Essa premissa, contudo, é apenas a porta de entrada para um suspense que foge do óbvio. Enquanto muitas produções do gênero se perdem em pirotecnia, o criador Sotiris Nikias prefere ser mais pé no chão, aproximando o espectador da tensão real dos personagens.

Na história, acompanhamos Zara (Sophie Turner) e Luke (Archie Madekwe) como funcionários presos dentro do caos enquanto a operação do roubo à empresa que trabalham se desenrola, e o detetive Rhys (Jacob Fortune-Lloyd) tenta montar o quebra-cabeça do lado de fora. A graça está em como O Roubo usa a própria rotina corporativa como arma: procedimentos, acessos e confiança viram munição para a trama.

A narrativa ganha força ao evitar sub-tramas desnecessárias. A escolha por uma estrutura dinâmica e fechada em seis episódios reforça o sentimento de urgência, transformando a maratona não em uma opção, mas em uma necessidade física de quem assiste.

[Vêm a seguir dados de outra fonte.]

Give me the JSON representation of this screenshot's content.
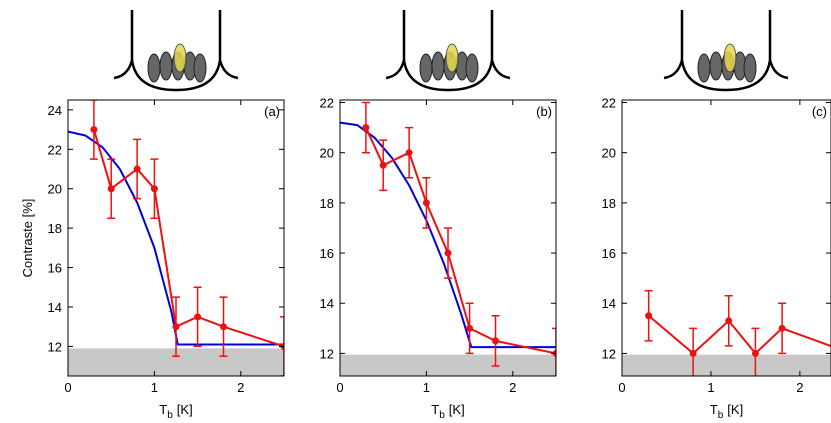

Ela entende que o prazer do gênero é o jogo mental: cada episódio termina com uma peça nova que muda o tabuleiro, e isso cria aquele impulso automático de apertar “próximo”.

Crítica | O Roubo (2026)
Cena de "O Roubo"

Sophie Turner: uma virada de imagem que funciona

O ponto de virada na percepção da obra reside em Sophie Turner. A atriz entrega uma performance contida e magnética, distanciando-se definitivamente de sua imagem em Game of Thrones como a ingênua e mimada Sansa Stark. Ela domina a tela ao lado de Jacob Fortune-Lloyd, cujo detetive atormentado traz um peso noir necessário à trama, apesar de seu personagem lembrar muito o também detetive com problemas e vícios vivido na minissérie da Netflix “Corpos (2023)”.

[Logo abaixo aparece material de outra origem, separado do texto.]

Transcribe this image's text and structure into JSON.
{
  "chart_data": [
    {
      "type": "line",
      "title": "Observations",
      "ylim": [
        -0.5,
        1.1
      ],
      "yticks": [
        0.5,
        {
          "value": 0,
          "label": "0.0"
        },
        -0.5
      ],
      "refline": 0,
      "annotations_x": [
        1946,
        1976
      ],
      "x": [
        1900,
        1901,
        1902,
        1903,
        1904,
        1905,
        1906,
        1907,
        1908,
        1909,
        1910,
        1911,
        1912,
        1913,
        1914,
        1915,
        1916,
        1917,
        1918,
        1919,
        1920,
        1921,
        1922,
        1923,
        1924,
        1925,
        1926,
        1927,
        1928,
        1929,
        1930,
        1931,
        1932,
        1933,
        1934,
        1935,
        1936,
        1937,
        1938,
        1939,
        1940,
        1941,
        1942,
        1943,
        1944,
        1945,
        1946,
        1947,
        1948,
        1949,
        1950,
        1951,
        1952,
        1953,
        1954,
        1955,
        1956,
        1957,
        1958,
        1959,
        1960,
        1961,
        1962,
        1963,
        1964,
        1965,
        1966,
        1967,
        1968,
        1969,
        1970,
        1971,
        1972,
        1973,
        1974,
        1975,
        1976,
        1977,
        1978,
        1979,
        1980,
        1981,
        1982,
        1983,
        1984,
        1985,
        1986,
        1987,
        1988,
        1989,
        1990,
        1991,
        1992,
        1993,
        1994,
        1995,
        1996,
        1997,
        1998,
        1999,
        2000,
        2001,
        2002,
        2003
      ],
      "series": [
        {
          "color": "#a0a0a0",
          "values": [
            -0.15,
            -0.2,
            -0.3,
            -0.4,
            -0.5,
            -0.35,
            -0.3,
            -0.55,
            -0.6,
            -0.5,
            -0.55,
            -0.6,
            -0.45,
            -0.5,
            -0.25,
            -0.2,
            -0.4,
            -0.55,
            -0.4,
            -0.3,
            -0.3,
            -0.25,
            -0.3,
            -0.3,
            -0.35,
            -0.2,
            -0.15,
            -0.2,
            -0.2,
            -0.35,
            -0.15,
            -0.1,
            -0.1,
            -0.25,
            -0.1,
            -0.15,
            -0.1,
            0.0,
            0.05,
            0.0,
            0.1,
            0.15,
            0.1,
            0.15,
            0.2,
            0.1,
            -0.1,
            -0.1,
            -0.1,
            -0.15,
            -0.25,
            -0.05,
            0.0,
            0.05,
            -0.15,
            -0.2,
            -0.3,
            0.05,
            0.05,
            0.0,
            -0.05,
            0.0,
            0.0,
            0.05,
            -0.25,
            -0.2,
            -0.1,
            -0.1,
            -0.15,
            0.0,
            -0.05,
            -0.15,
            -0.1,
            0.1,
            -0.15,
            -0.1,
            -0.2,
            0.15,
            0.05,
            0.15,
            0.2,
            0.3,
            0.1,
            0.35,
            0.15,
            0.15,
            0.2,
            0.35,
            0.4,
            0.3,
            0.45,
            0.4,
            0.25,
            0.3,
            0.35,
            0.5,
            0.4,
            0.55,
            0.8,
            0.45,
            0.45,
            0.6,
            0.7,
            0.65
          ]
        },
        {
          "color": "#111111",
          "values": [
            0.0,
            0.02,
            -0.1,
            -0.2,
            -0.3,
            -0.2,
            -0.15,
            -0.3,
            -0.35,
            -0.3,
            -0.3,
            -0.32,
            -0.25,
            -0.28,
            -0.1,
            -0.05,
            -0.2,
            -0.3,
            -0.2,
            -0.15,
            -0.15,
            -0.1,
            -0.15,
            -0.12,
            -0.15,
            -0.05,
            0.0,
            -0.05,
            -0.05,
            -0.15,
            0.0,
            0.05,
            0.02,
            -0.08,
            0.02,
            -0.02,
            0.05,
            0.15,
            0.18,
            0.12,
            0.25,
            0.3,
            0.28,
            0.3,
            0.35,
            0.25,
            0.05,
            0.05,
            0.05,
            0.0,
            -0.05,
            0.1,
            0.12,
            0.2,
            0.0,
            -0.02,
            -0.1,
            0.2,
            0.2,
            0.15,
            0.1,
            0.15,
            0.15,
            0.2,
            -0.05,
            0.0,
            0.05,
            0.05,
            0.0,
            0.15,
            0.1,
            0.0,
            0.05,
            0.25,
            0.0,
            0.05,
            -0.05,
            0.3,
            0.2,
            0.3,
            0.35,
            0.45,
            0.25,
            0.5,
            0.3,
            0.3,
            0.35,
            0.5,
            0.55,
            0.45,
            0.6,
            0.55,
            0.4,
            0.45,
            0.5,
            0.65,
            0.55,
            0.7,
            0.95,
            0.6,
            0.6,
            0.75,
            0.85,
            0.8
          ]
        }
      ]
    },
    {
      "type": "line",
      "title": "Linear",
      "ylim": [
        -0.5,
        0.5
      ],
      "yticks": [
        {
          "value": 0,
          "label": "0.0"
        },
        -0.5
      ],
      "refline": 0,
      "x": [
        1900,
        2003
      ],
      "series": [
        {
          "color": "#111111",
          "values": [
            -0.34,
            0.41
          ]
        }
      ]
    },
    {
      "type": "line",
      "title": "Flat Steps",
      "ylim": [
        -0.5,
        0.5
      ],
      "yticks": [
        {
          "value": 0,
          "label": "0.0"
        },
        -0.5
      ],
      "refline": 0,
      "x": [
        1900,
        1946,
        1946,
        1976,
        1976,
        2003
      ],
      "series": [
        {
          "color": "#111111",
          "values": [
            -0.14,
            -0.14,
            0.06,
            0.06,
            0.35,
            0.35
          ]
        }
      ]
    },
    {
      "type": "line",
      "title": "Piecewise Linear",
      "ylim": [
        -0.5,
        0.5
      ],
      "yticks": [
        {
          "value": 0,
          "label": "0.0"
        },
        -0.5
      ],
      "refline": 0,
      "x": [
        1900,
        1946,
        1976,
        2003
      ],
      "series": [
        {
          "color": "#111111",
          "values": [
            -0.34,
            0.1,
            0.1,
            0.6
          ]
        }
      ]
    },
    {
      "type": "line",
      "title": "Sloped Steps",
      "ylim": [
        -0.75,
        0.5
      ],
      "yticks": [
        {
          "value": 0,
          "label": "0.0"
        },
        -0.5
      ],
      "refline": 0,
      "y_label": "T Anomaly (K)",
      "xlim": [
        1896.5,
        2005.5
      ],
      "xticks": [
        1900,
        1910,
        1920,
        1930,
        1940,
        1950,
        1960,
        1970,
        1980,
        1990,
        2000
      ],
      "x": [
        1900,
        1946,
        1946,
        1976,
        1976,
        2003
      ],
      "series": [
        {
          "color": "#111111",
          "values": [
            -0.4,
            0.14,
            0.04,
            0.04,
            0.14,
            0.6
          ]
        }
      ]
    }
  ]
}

Essa química entre a busca pela redenção e o instinto de sobrevivência é o que faz a série pulsar. Normalmente produções de assalto costumam focar no “como”, mas O Roubo foca no “quem”, expondo as feridas da diferença de classes e o poder corrosivo da ganância.

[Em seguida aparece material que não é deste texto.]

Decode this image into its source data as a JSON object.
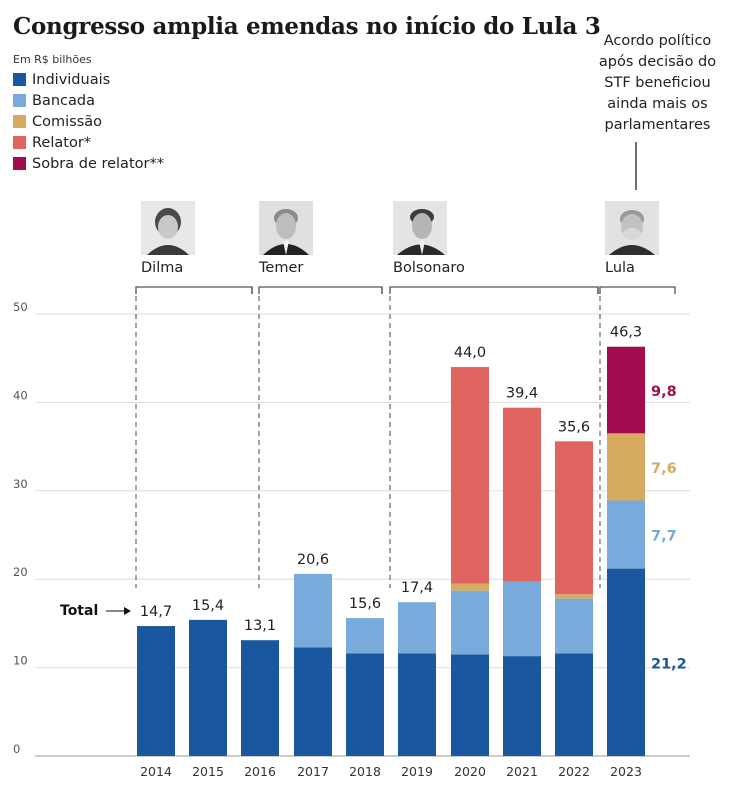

A sonoridade da série merece um destaque à parte. Em vez de trilhas orquestrais genéricas, o design de som aposta em texturas atmosféricas. O silêncio e os ruídos ambientes criam uma camada de ansiedade que coloca o público dentro da sala de interrogatório, onde cada palavra pode ser uma armadilha.

O que fica, ao final de cada episódio, é o incômodo reflexo de que a ganância não é um monstro externo, mas uma sombra que cresce conforme o abismo social aumenta. O Roubo não é apenas sobre dinheiro; é sobre quem sobra quando o plano perfeito desmorona.

Crítica | O Roubo (2026)
Jacob Fortune-Lloyd em cena de "O Roubo"

⚠️ A partir daqui há spoilers

O Roubo | Final Explicado

No desfecho de O Roubo, descobrimos que a mente por trás de tudo é, na verdade, Luke (Archie Madekwe), o analista aparentemente “comum” que arquitetou o golpe de dentro da Lochmill Capital. Sua motivação não é o luxo vazio, mas sim uma revolta profunda contra a meritocracia ilusória do mercado financeiro e a forma como o sistema descarta indivíduos talentosos que não vêm do “berço” certo. Ele manipula a percepção de todos ao seu redor, incluindo a de Zara, para expor a fragilidade moral de uma elite que se sente intocável.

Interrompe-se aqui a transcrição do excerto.